Senate Ethics Panel Ignored Its Name

March 18, 1991

AS it closed the book last month on its investigations into the "Keating Five," the Senate Ethics Committee made one thing perfectly clear: It has the wrong name. Its interest, plainly, is not in ethics. Its concern lies merely with laws, regulations, and rules. In exonerating four of the five senators accused of wrongdoing, it seems to have fallen victim to one that perverse adage: "If it's not illegal, it must be ethical." Ethics and law are different intellectual constructs. That point was made by a 19th-century British jurist, Lord Moulton of Bank, who defined ethics as "obedience to the unenforceable." Law, he noted, was merely obedience to the enforceable rules of a community. Under the law, you do what's right - not necessarily from any deep ethical impulse, but for fear of getting punished.

Law, of course, regulates some of the most crucial aspects of social intercourse. But it is not the central regulator. Most people, most of the time, find most of their behavior regulated by mores, codes, and sets of community-based values that have never been codified as law. Why, when you need a shopping cart in the supermarket, don't you grab away the one that a little old lady is about to take? There's no law governing such situations. You don't do them because, as we've all been told since we were little, "People don't do those things!"

What do we mean, then, when we say that someone is "a highly ethical individual"? We assume that he or she is law-abiding, of course, but we hardly stop there. When were confer that honorable description on a person, we're dealing in large philosophical concepts: integrity, promise-keeping, caring, sensitivity to others, a principled approach to life's tough dilemmas, a unity of public and private behavior.

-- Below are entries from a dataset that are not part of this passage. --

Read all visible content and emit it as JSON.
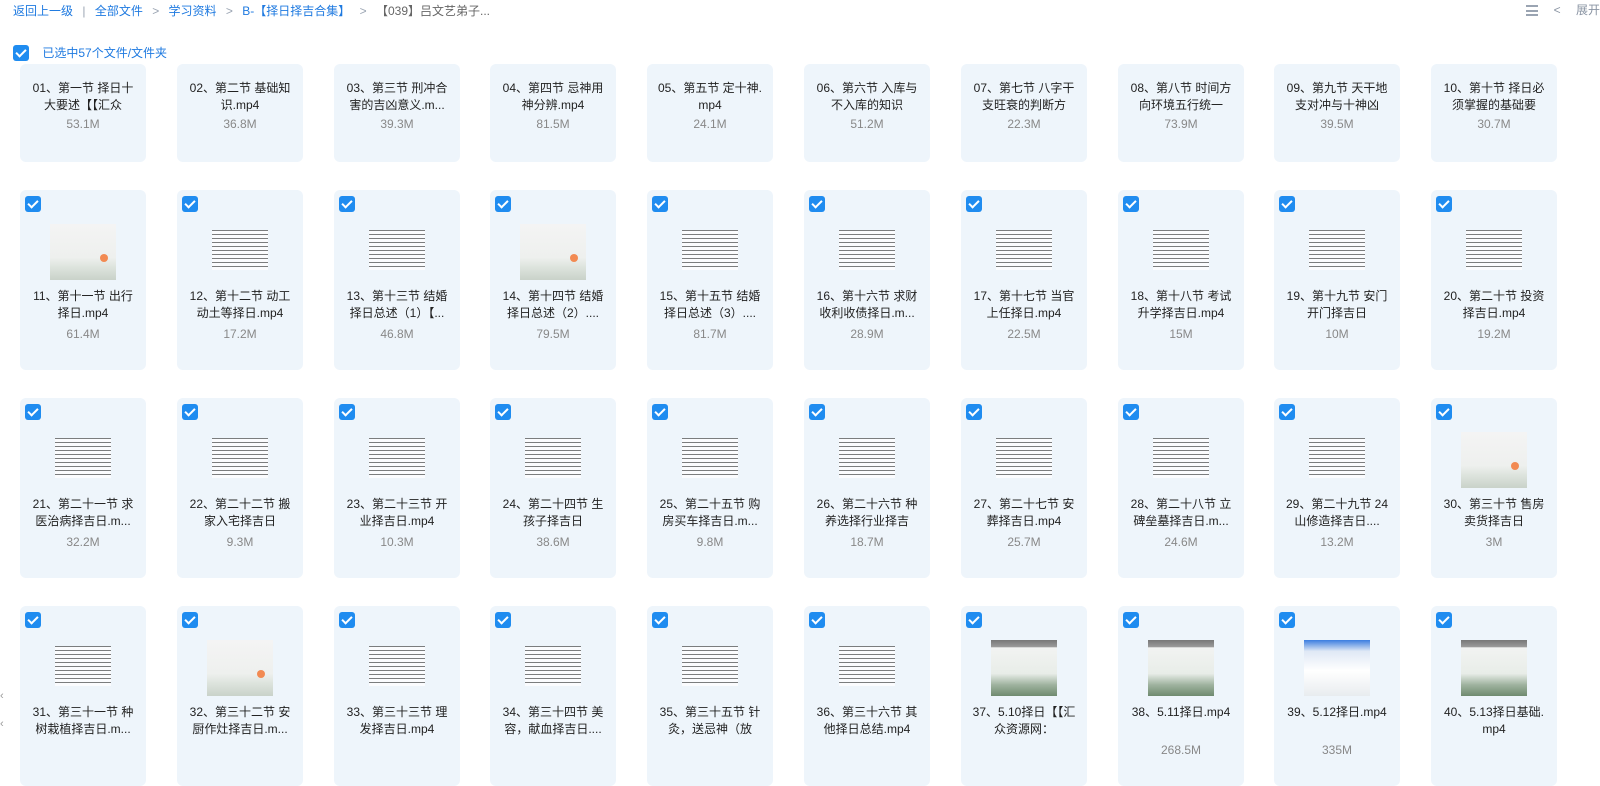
{
  "breadcrumb": {
    "back": "返回上一级",
    "items": [
      "全部文件",
      "学习资料",
      "B-【择日择吉合集】"
    ],
    "current": "【039】吕文艺弟子..."
  },
  "toolbar": {
    "back_arrow": "<",
    "expand": "展开"
  },
  "selection": {
    "text": "已选中57个文件/文件夹"
  },
  "colors": {
    "accent": "#1f7ae0",
    "card_bg": "#eef5fb",
    "checkbox": "#1f8cf0"
  },
  "files": [
    {
      "name": "01、第一节 择日十大要述【【汇众",
      "size": "53.1M",
      "thumb": "none"
    },
    {
      "name": "02、第二节 基础知识.mp4",
      "size": "36.8M",
      "thumb": "none"
    },
    {
      "name": "03、第三节 刑冲合害的吉凶意义.m...",
      "size": "39.3M",
      "thumb": "none"
    },
    {
      "name": "04、第四节 忌神用神分辨.mp4",
      "size": "81.5M",
      "thumb": "none"
    },
    {
      "name": "05、第五节 定十神.mp4",
      "size": "24.1M",
      "thumb": "none"
    },
    {
      "name": "06、第六节 入库与不入库的知识",
      "size": "51.2M",
      "thumb": "none"
    },
    {
      "name": "07、第七节 八字干支旺衰的判断方",
      "size": "22.3M",
      "thumb": "none"
    },
    {
      "name": "08、第八节 时间方向环境五行统一",
      "size": "73.9M",
      "thumb": "none"
    },
    {
      "name": "09、第九节 天干地支对冲与十神凶",
      "size": "39.5M",
      "thumb": "none"
    },
    {
      "name": "10、第十节 择日必须掌握的基础要",
      "size": "30.7M",
      "thumb": "none"
    },
    {
      "name": "11、第十一节 出行择日.mp4",
      "size": "61.4M",
      "thumb": "pic"
    },
    {
      "name": "12、第十二节 动工动土等择日.mp4",
      "size": "17.2M",
      "thumb": "text"
    },
    {
      "name": "13、第十三节 结婚择日总述（1）【...",
      "size": "46.8M",
      "thumb": "text"
    },
    {
      "name": "14、第十四节 结婚择日总述（2）....",
      "size": "79.5M",
      "thumb": "pic"
    },
    {
      "name": "15、第十五节 结婚择日总述（3）....",
      "size": "81.7M",
      "thumb": "text"
    },
    {
      "name": "16、第十六节 求财收利收债择日.m...",
      "size": "28.9M",
      "thumb": "text"
    },
    {
      "name": "17、第十七节 当官上任择日.mp4",
      "size": "22.5M",
      "thumb": "text"
    },
    {
      "name": "18、第十八节 考试升学择吉日.mp4",
      "size": "15M",
      "thumb": "text"
    },
    {
      "name": "19、第十九节 安门开门择吉日",
      "size": "10M",
      "thumb": "text"
    },
    {
      "name": "20、第二十节 投资择吉日.mp4",
      "size": "19.2M",
      "thumb": "text"
    },
    {
      "name": "21、第二十一节 求医治病择吉日.m...",
      "size": "32.2M",
      "thumb": "text"
    },
    {
      "name": "22、第二十二节 搬家入宅择吉日",
      "size": "9.3M",
      "thumb": "text"
    },
    {
      "name": "23、第二十三节 开业择吉日.mp4",
      "size": "10.3M",
      "thumb": "text"
    },
    {
      "name": "24、第二十四节 生孩子择吉日",
      "size": "38.6M",
      "thumb": "text"
    },
    {
      "name": "25、第二十五节 购房买车择吉日.m...",
      "size": "9.8M",
      "thumb": "text"
    },
    {
      "name": "26、第二十六节 种养选择行业择吉",
      "size": "18.7M",
      "thumb": "text"
    },
    {
      "name": "27、第二十七节 安葬择吉日.mp4",
      "size": "25.7M",
      "thumb": "text"
    },
    {
      "name": "28、第二十八节 立碑垒墓择吉日.m...",
      "size": "24.6M",
      "thumb": "text"
    },
    {
      "name": "29、第二十九节 24山修造择吉日....",
      "size": "13.2M",
      "thumb": "text"
    },
    {
      "name": "30、第三十节 售房卖货择吉日",
      "size": "3M",
      "thumb": "pic"
    },
    {
      "name": "31、第三十一节 种树栽植择吉日.m...",
      "size": "",
      "thumb": "text"
    },
    {
      "name": "32、第三十二节 安厨作灶择吉日.m...",
      "size": "",
      "thumb": "pic"
    },
    {
      "name": "33、第三十三节 理发择吉日.mp4",
      "size": "",
      "thumb": "text"
    },
    {
      "name": "34、第三十四节 美容，献血择吉日....",
      "size": "",
      "thumb": "text"
    },
    {
      "name": "35、第三十五节 针灸，送忌神（放",
      "size": "",
      "thumb": "text"
    },
    {
      "name": "36、第三十六节 其他择日总结.mp4",
      "size": "",
      "thumb": "text"
    },
    {
      "name": "37、5.10择日【【汇众资源网：",
      "size": "",
      "thumb": "mountains"
    },
    {
      "name": "38、5.11择日.mp4",
      "size": "268.5M",
      "thumb": "mountains"
    },
    {
      "name": "39、5.12择日.mp4",
      "size": "335M",
      "thumb": "screen"
    },
    {
      "name": "40、5.13择日基础.mp4",
      "size": "",
      "thumb": "mountains"
    }
  ]
}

But what does it mean when the Senate declares one of its own to be ethical? Well, let's look at the process. It's not that the committee didn't labor diligently to discover the truth about its five colleagues: Alan Cranston of California, Donald W. Reigle Jr. of Michigan, John Glenn of Ohio, and Dennis DeConcini and John McCain of Arizona. It probed their relations with Charles H. Keating Jr. of the failed Lincoln Savings and Loan Association. It examined campaign contributions from Mr. Keating to thes e five totaling $1.3 million. It heard in detail about efforts by Keating to have these senators intervene with investigators on his behalf. It quizzed Federal regulators about the senators' meetings with them. It deplored the billions of dollars that tax-payers will lay out to clean up the mess.

But after all that, it found that only Senator Cranston - who has already announced his retirement in any case - perhaps acted improperly. The others it exonerated.

NOT surprisingly, Fred Wertheimer, president of Common Cause, branded the decision "a cop-out." Joan Claybrook, president of Public Citizen, said the committee used the occasion to "hide the sins of most, if not nearly all, other members of Congress." Like many other people, they were upset by the committee's findings. But the findings aren't the issue. The real problem lies in what the Ethics Committee thought it was doing. The committee's report said the behavior of the four exonerated senators "gave the appearance of being improper," showed "poor judgment," and was "insensitive." In the realm of ethics, these are damning indictments. Yet Senator DeConcini exulted that "The committee clearly states in their opinion: I broke no laws and I broke no Senate rules."

Exactly. But was that all the public can expect from its senators - that they break no rules? Is there not a realm of consideration far beyond the law that matters here? Are we bound to accept as "ethical" any action that happens not to break a clear-cut rule?

If that's all ethics means, the trend for the future should be pretty obvious: More and more laws, rushing in to fill the void where ethics once regulated us. Make no mistake about it: We will be regulated. The public, peering into the abyss that opens when ethics collapses and legalism reigns, elect senators not merely to be legal. It wants them to be ethical.